Des actions ont eu lieu à Corinthe, d'autres ont été organisées à Patras, Athènes, Thessalonique, Serres et en Crête à Ierapetra. A Athènes, au centre ville, dans certains quartiers et à l'université. L'affiche nationale a été signée par des groupes qui organisaient les diverses initiatives.

Quelques exemples des actions. Une marche des femmes a été organisée sur les lieux du crime a Corinthe, où une jeune femme a été assassinée par un soldat de 19 ans. Ceci est survenu tellement vite, en l'espace de quelques instants, dans les toilettes d'une cafétéria très fréquentée au cœur de la petite ville. L'assassin ne connaissait pas la victime, il l'a sauvagement rouée de coups jusqu'à la mort, parce qu'elle ne voulait pas « céder a ses avances». Les manifestantes sont venues de Patras, d'Athènes, de Egion, des villes parfois à 150 Km à la ronde. La manif, et sa préparation, ont été couvertes par 3-5 chaines TV et ont fait la une des journaux et créé un mouvement d'opinion.

Des marches ont eu lieu a Thessalonique le 22/11/05 (elle a revendiqué de la Mairie un centre d'accueil pour les femmes battues), le 25/11/05 a Patras, a Athènes, a Serres. En outre des « happenings », théâtres de rues mais aussi des meetings avec projections de films et discussions ont été organisées en Crête notamment et ailleurs.

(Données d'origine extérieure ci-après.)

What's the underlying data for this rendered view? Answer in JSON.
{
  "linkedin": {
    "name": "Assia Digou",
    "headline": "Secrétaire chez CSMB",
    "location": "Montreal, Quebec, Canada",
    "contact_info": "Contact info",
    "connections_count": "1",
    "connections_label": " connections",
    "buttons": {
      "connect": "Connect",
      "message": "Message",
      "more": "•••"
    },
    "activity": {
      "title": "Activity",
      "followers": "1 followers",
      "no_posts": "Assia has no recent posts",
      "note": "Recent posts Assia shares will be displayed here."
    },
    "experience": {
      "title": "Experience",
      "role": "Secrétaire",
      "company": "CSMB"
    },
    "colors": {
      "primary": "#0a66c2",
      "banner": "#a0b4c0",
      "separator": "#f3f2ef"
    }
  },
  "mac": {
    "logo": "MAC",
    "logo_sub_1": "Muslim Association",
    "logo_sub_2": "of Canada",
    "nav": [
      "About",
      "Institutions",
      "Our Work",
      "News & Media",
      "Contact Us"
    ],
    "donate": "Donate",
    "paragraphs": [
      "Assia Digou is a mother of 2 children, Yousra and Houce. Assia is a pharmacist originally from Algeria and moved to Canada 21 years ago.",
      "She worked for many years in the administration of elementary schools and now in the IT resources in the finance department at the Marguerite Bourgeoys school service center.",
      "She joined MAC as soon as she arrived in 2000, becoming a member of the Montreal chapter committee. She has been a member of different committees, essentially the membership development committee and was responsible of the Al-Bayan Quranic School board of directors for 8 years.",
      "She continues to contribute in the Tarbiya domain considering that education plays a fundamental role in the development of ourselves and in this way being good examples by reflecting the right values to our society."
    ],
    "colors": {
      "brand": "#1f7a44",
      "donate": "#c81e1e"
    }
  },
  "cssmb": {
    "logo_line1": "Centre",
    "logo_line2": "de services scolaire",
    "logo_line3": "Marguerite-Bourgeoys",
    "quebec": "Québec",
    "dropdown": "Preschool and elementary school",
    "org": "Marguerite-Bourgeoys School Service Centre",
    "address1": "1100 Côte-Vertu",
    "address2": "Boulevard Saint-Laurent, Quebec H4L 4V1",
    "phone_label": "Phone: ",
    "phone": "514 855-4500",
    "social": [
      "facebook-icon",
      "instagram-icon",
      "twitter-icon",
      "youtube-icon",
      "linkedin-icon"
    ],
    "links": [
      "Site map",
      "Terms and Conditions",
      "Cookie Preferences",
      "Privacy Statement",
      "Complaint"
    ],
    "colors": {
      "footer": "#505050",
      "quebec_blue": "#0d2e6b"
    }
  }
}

Finalement a l'occasion du 25 novembre, le ministre de la Justice a présentée un projet de loi sur la violence a l'intérieur de la famille. Malheureusement, ce projet de loi ne cite même pas la violence de genre a l'encontre des femmes et ne libère nullement des financements pour créer des structures d'aide et d'éducation contre les violences. Il s'agit d'un leurre.

>Les femmes immigrées : Pour le 3 décembre « le réseau national des femmes émigrées en Grèce » organise une manif sous le mot d'ordre  « Non au racisme au berceau, légalisez nos enfants ! Des certificats de naissance pour les enfants des immigrées nés en Grèce ! Qu'ils soient enregistrés par les mairies! ». En effet, l'État grec refuse de reconnaître les enfants des immigrées, nés en Grèce. Il refuse de procurer des certificats de naissances. En somme une deuxième génération d'immigrés sont nés apatrides et sans- droits, une population entière qui naît exclue d'avance. C'est la première mobilisation de ce réseau et il a vu le jour avec l'aide de la Marche.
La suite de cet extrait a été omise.